This research consists of 2 papers offering differing reconstruction approaches to obtain high accuracy inferences of 3D structures with textures from 2D single shot images.
The papers strive to challenge existing works surrounding three-dimensional reconstruction with shape and texture from only one view, which currently remain at two-dimensional shot level, obstructing obtainment of high-accuracy inference without explicit 3D supervised annotation.
On one hand, Guanyu aims to suggest an urgently-needed reconstruction approach based on meshes to enhance the 3D mesh attribute learning process, by proposing a novel and concise reconstruction model in computer vision, training shape and surface colour.
The model is realised through 2 separate pipelines by CNN:
- Geometric shape process learning by shape volume.
- The encoding-decoding system of colour, which is unified by regressed colour volume and transforming 3D to 2D flow field, respectively.
The visualisation achieved by Guanyu is a result of blending these 2 factors with appropriate weighting.
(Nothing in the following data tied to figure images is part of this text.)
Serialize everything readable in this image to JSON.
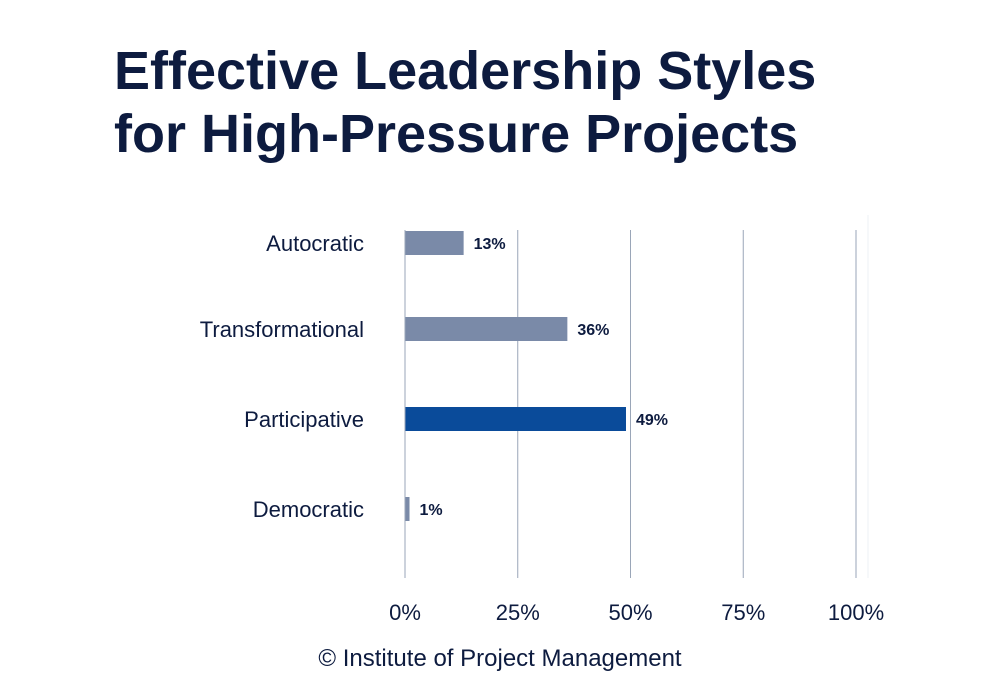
{
  "title_lines": [
    "Effective Leadership Styles",
    "for High-Pressure Projects"
  ],
  "source": "© Institute of Project Management",
  "colors": {
    "highlight": "#0a4b9a",
    "bar": "#7a8aa8",
    "text": "#0d1b3f",
    "grid": "#9aa6b8"
  },
  "chart_data": {
    "type": "bar",
    "orientation": "horizontal",
    "categories": [
      "Autocratic",
      "Transformational",
      "Participative",
      "Democratic"
    ],
    "values": [
      13,
      36,
      49,
      1
    ],
    "data_labels": [
      "13%",
      "36%",
      "49%",
      "1%"
    ],
    "highlighted": "Participative",
    "xlim": [
      0,
      100
    ],
    "xticks": [
      0,
      25,
      50,
      75,
      100
    ],
    "xtick_labels": [
      "0%",
      "25%",
      "50%",
      "75%",
      "100%"
    ],
    "title": "Effective Leadership Styles for High-Pressure Projects",
    "xlabel": "",
    "ylabel": "",
    "grid": true
  }
}
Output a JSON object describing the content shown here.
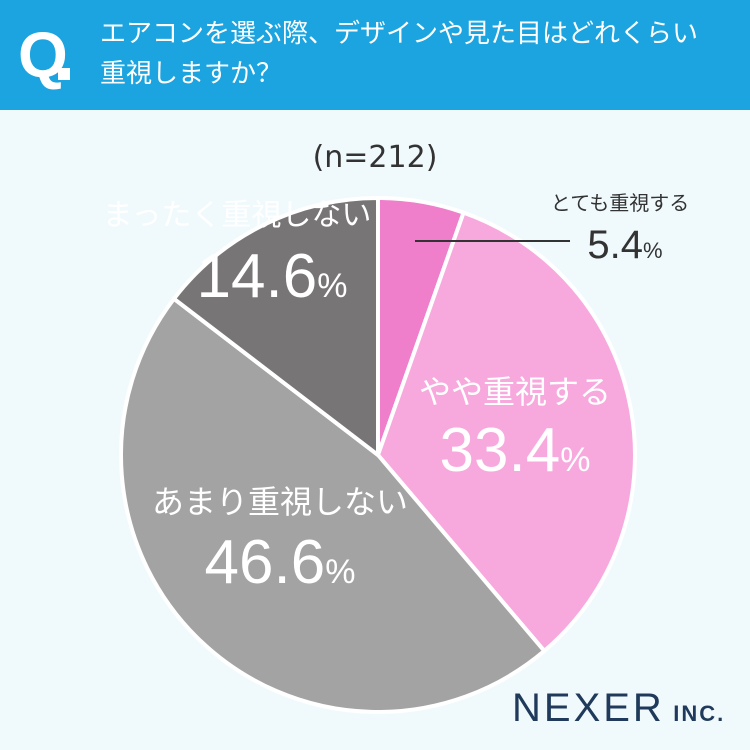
{
  "header": {
    "q_mark": "Q",
    "question_line1": "エアコンを選ぶ際、デザインや見た目はどれくらい",
    "question_line2": "重視しますか？"
  },
  "sample": "(n=212)",
  "brand": {
    "name": "NEXER",
    "suffix": "INC."
  },
  "colors": {
    "header": "#1ba4df",
    "background": "#f0fafc"
  },
  "chart_data": {
    "type": "pie",
    "categories": [
      "とても重視する",
      "やや重視する",
      "あまり重視しない",
      "まったく重視しない"
    ],
    "values": [
      5.4,
      33.4,
      46.6,
      14.6
    ],
    "labels": [
      "5.4",
      "33.4",
      "46.6",
      "14.6"
    ],
    "unit": "%",
    "colors": [
      "#ef7ecb",
      "#f7a9de",
      "#a3a3a3",
      "#787576"
    ],
    "start": "12 o'clock",
    "direction": "clockwise"
  }
}
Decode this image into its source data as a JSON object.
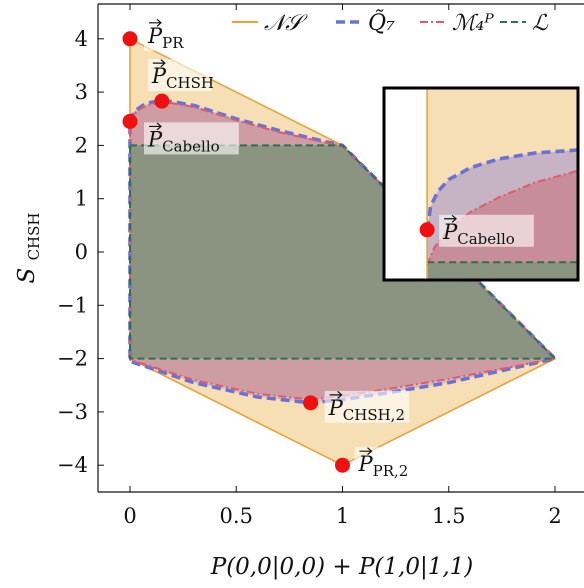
{
  "chart_data": {
    "type": "area",
    "xlabel": "P(0,0|0,0) + P(1,0|1,1)",
    "ylabel": "S_CHSH",
    "xlim": [
      -0.15,
      2.1
    ],
    "ylim": [
      -4.5,
      4.6
    ],
    "x_ticks": [
      0,
      0.5,
      1,
      1.5,
      2
    ],
    "x_tick_labels": [
      "0",
      "0.5",
      "1",
      "1.5",
      "2"
    ],
    "y_ticks": [
      -4,
      -3,
      -2,
      -1,
      0,
      1,
      2,
      3,
      4
    ],
    "y_tick_labels": [
      "−4",
      "−3",
      "−2",
      "−1",
      "0",
      "1",
      "2",
      "3",
      "4"
    ],
    "legend_position": "top",
    "colors": {
      "ns": "#E8A33C",
      "ns_fill": "#F6D9A8",
      "q7": "#6B72D6",
      "m4": "#E05A6A",
      "m4_fill": "#C8808C",
      "l": "#2E7050",
      "l_fill": "#8A9480"
    },
    "series": [
      {
        "name": "𝒩𝒮",
        "key": "ns",
        "style": "solid",
        "points": [
          [
            0,
            4
          ],
          [
            1,
            2
          ],
          [
            2,
            -2
          ],
          [
            1,
            -4
          ],
          [
            0,
            -2
          ],
          [
            0,
            4
          ]
        ]
      },
      {
        "name": "Q̃₇",
        "key": "q7",
        "style": "dashed",
        "points": [
          [
            0,
            2.45
          ],
          [
            0.02,
            2.64
          ],
          [
            0.06,
            2.75
          ],
          [
            0.1,
            2.81
          ],
          [
            0.15,
            2.83
          ],
          [
            0.2,
            2.82
          ],
          [
            0.3,
            2.75
          ],
          [
            0.5,
            2.5
          ],
          [
            0.7,
            2.28
          ],
          [
            0.9,
            2.09
          ],
          [
            1,
            2
          ],
          [
            2,
            -2
          ],
          [
            1.5,
            -2.45
          ],
          [
            1.2,
            -2.65
          ],
          [
            1,
            -2.77
          ],
          [
            0.85,
            -2.83
          ],
          [
            0.6,
            -2.72
          ],
          [
            0.3,
            -2.45
          ],
          [
            0,
            -2.05
          ],
          [
            0,
            2.45
          ]
        ]
      },
      {
        "name": "ℳ₄ᴾ",
        "key": "m4",
        "style": "dashdot",
        "points": [
          [
            0,
            2.42
          ],
          [
            0.02,
            2.6
          ],
          [
            0.06,
            2.71
          ],
          [
            0.1,
            2.77
          ],
          [
            0.15,
            2.8
          ],
          [
            0.2,
            2.79
          ],
          [
            0.3,
            2.72
          ],
          [
            0.5,
            2.47
          ],
          [
            0.7,
            2.25
          ],
          [
            0.9,
            2.07
          ],
          [
            1,
            2
          ],
          [
            2,
            -2
          ],
          [
            1.5,
            -2.38
          ],
          [
            1.2,
            -2.58
          ],
          [
            1,
            -2.7
          ],
          [
            0.85,
            -2.77
          ],
          [
            0.6,
            -2.66
          ],
          [
            0.3,
            -2.4
          ],
          [
            0,
            -2.02
          ],
          [
            0,
            2.42
          ]
        ]
      },
      {
        "name": "ℒ",
        "key": "l",
        "style": "dashed",
        "points": [
          [
            0,
            2
          ],
          [
            1,
            2
          ],
          [
            2,
            -2
          ],
          [
            0,
            -2
          ],
          [
            0,
            2
          ]
        ]
      }
    ],
    "annotations": [
      {
        "name": "P_PR",
        "label_base": "P",
        "label_sub": "PR",
        "x": 0,
        "y": 4
      },
      {
        "name": "P_CHSH",
        "label_base": "P",
        "label_sub": "CHSH",
        "x": 0.15,
        "y": 2.83
      },
      {
        "name": "P_Cabello",
        "label_base": "P",
        "label_sub": "Cabello",
        "x": 0,
        "y": 2.45
      },
      {
        "name": "P_CHSH2",
        "label_base": "P",
        "label_sub": "CHSH,2",
        "x": 0.85,
        "y": -2.83
      },
      {
        "name": "P_PR2",
        "label_base": "P",
        "label_sub": "PR,2",
        "x": 1,
        "y": -4
      }
    ],
    "inset": {
      "label_base": "P",
      "label_sub": "Cabello"
    }
  }
}
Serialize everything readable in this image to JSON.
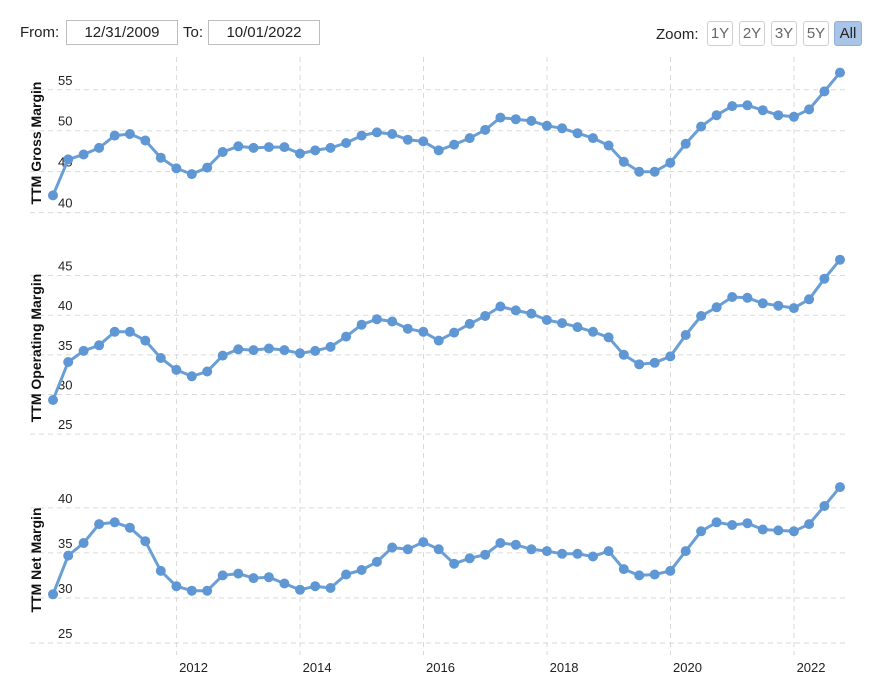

To generate textured models, the one-to-one mapping fetches colours through a three-channel volume and the same space measurement as the shape network.
Illustration of Point Cloud Reconstruction of Amber’s Model
Meanwhile, Amber aims to create an end-to-end single view 2D to 3D reconstruction model by adopting an encoder-decoder network to use:
- A transformer-CNN encoder for feature extraction
- A decoder for shape and surface learning to generate a point cloud reconstruction
Reconstruction Illustration on Real World Image
Consequently, the research demonstrates the proficiency of using a hybrid encoder that consists of CNN and transformer, proving successful even when trained on a small dataset.